DROGUES: Pas de sortie en vue

Le rapport annuel de l’Observatoire européen des drogues et des toxicomanies (OEDT) démontre l’impact de la mondialisation sur ce marché, mais ne propose rien de nouveau.

Mauvaise nouvelle pour les brigades des stup: les prix de la drogue sont en pleine baisse. Pour l’héroï ne afghane, le rapport de l’OEDT préconise même que l’offre sera bientôt supérieure à la demande, vu le surplus de production de ce pays en proie à la guerre civile. Ce qui, craignent les rapporteurs, remettra l’héroïne à la mode pour les plus jeunes, alors qu’elle était considérée comme démodée. Mais la hausse importante des saisies, qui ne se rabat pas pour l’instant, sur les taux de consommation constatés, laisse présager un retour en force de l’héroïne.

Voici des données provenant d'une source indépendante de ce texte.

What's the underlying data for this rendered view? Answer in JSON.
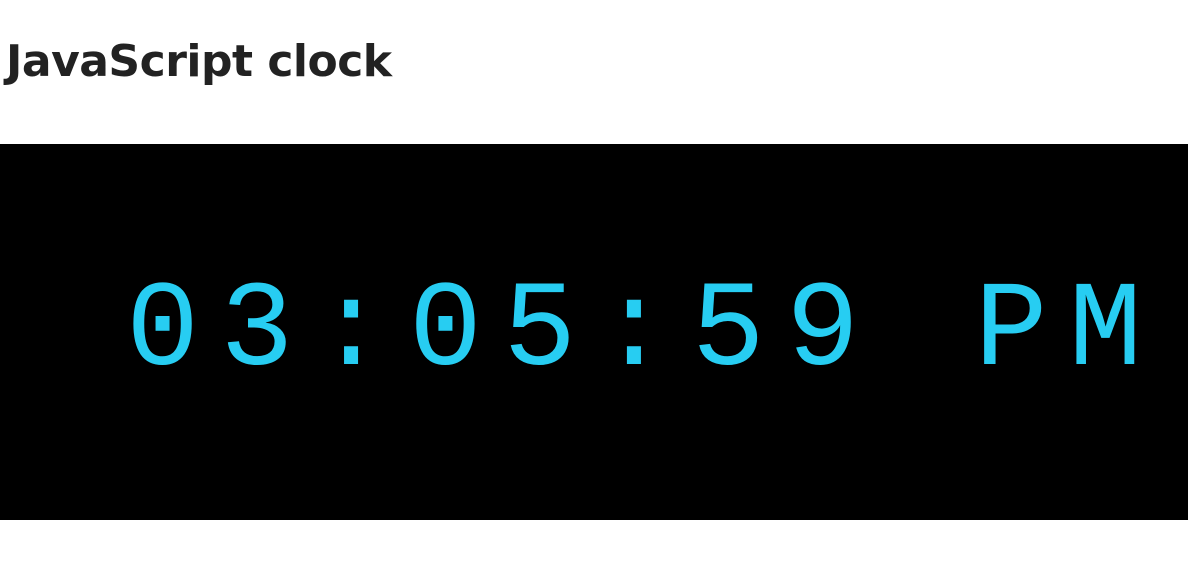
{
  "header": {
    "title": "JavaScript clock"
  },
  "clock": {
    "time": "03:05:59 PM"
  }
}
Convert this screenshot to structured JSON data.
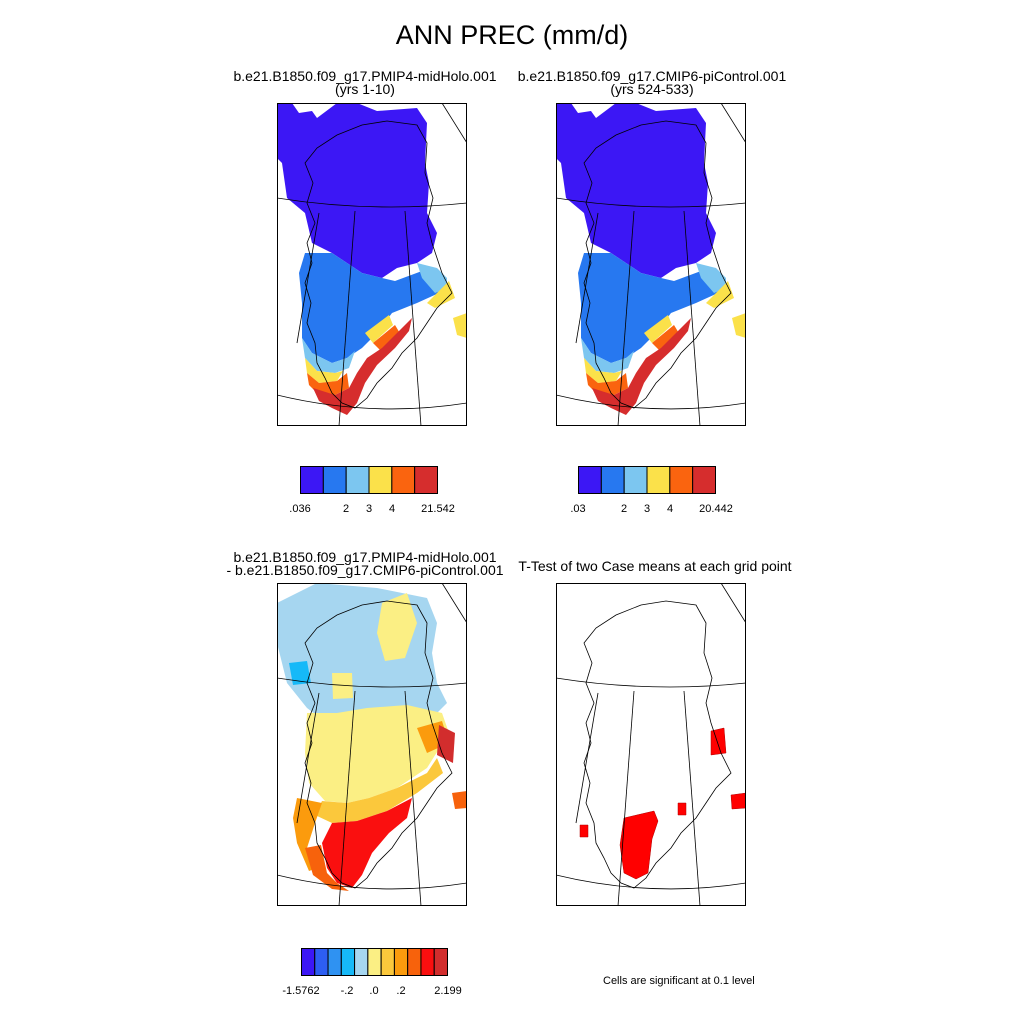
{
  "title": "ANN PREC (mm/d)",
  "panels": [
    {
      "title_line1": "b.e21.B1850.f09_g17.PMIP4-midHolo.001",
      "title_line2": "(yrs 1-10)",
      "colorbar": {
        "colors": [
          "#3c17f5",
          "#2778f0",
          "#7cc6f0",
          "#fbe14a",
          "#fa640f",
          "#d62d2d"
        ],
        "tick_labels": [
          ".036",
          "2",
          "3",
          "4",
          "21.542"
        ]
      }
    },
    {
      "title_line1": "b.e21.B1850.f09_g17.CMIP6-piControl.001",
      "title_line2": "(yrs 524-533)",
      "colorbar": {
        "colors": [
          "#3c17f5",
          "#2778f0",
          "#7cc6f0",
          "#fbe14a",
          "#fa640f",
          "#d62d2d"
        ],
        "tick_labels": [
          ".03",
          "2",
          "3",
          "4",
          "20.442"
        ]
      }
    },
    {
      "title_line1": "b.e21.B1850.f09_g17.PMIP4-midHolo.001",
      "title_line2": "- b.e21.B1850.f09_g17.CMIP6-piControl.001",
      "colorbar": {
        "colors": [
          "#3c17f5",
          "#2d5ef2",
          "#2f92f2",
          "#16b9f8",
          "#a6d6f0",
          "#fbef84",
          "#fbc83c",
          "#fb9b0d",
          "#f7620c",
          "#fa0f0f",
          "#d22d2d"
        ],
        "tick_labels": [
          "-1.5762",
          "-.2",
          ".0",
          ".2",
          "2.199"
        ]
      }
    },
    {
      "title_line1": "T-Test of two Case means at each grid point",
      "title_line2": "",
      "note": "Cells are significant at 0.1 level",
      "significance_color": "#ff0000"
    }
  ]
}
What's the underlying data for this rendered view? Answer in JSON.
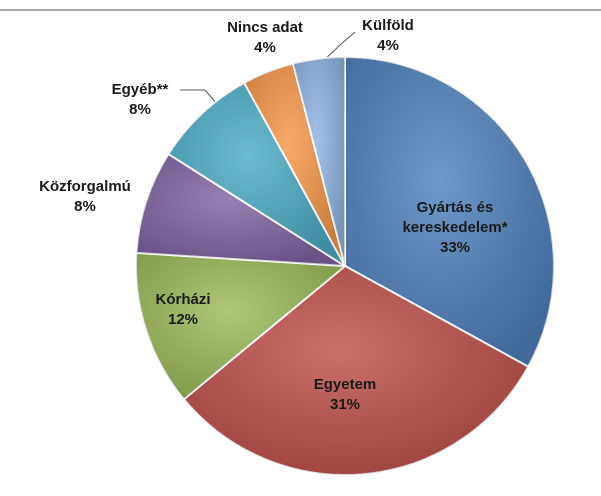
{
  "chart_data": {
    "type": "pie",
    "categories": [
      "Gyártás és kereskedelem*",
      "Egyetem",
      "Kórházi",
      "Közforgalmú",
      "Egyéb**",
      "Nincs adat",
      "Külföld"
    ],
    "values": [
      33,
      31,
      12,
      8,
      8,
      4,
      4
    ],
    "value_labels": [
      "33%",
      "31%",
      "12%",
      "8%",
      "8%",
      "4%",
      "4%"
    ],
    "colors": [
      "#4f81bd",
      "#c0504d",
      "#9bbb59",
      "#8064a2",
      "#4bacc6",
      "#f79646",
      "#8eb4e3"
    ]
  }
}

La poudre blanche est elle aussi toujours en train de monter en flèche. Principalement importée d’Amérique du sud, la cocaïne doit sa popularité surtout à cette baisse des prix qui l’a rendue accessible à des couches sociales qui n’auraient jamais pu y accéder il y encore une dizaine d’années. Et l’Europe commence à s’y faire: de plus en plus de demandes de traitement pour toxicomanie sont dues à la cocaï ne. Les mêmes tendances valent pour le cannabis, les amphétamines et l’ecstasy: tout comme les prix, l’âge des consommateurs est en chute.

Ces chiffres montrent clairement que les stratégies de répression à un niveau national ou européen ne résolvent en rien les problèmes liés à la drogue. Les saisies record par les polices européennes ces dernières années, qui sont en constante hausse, n’ont aucun impact sur les statistiques de consommation. Mis à part le nombre d’overdoses létales qui est en baisse – mais cela est plutôt à mettre sur le compte de meilleurs programmes de prise en charge des malades de la drogue – la politique anti-drogue européenne, est sans défense contre les tendances internationales. La tragédie de ce constat est que ces mêmes pays renforcent ces tendances en laissant les lois du marché régler le commerce. Car, comment expliquer à un fermier afghan que la production d’opium est mauvaise, quand elle est pour lui le seul moyen d’accéder à une vie meilleure? Un marché est un marché, même pour la drogue et toutes les lois du monde n’y changeront rien tant que le problème de la pauvreté n’est pas envisagé de façon sérieuse.

Un des rares points positifs de ce rapport est que la thématique des genres est enfin prise en compte dans le cadre d’un traitement plus correct des problèmes liés à la drogue. En effet, le rapport note une „sensibilisation accrue aux besoins des femmes toxicomanes“. Il en était grand temps. Car même si „seulement“ 20 pour cent des personnes en traitement sont des femmes, celles-ci sont souvent encore prises en charge par des services génériques. En plus, il est démontré que la volonté à ne pas chercher de l’aide est plus forte chez les femmes qui ont peur de manquer à leurs devoirs maternels. La question de structures d’accueil spécifiques pour femmes toxicomanes avec enfants pourrait être envisagée sérieusement.

Mais ce qui reste introuvable dans ce rapport, ce sont des chiffres concrets sur des programmes qui proposent des alternatives à la répression étatique de la drogue. Pas un mot sur les impacts de la légalisation de la résine de cannabis au Pays Bas, par exemple. Et aucune présentation d’alternative crédible au régime actuel. Seule idée dans la conclusion du rapport: „Améliorer la surveillance de l’usage problématique de drogue et de la polyconsommation de drogues“. Reste à espérer que cette surveillance accrue ne servira pas seulement à une répression accrue, mais aussi à une prise en compte plus honnête, plus réaliste et plus efficace des problèmes de drogue. Qui, en fin de compte, sont un problème de société.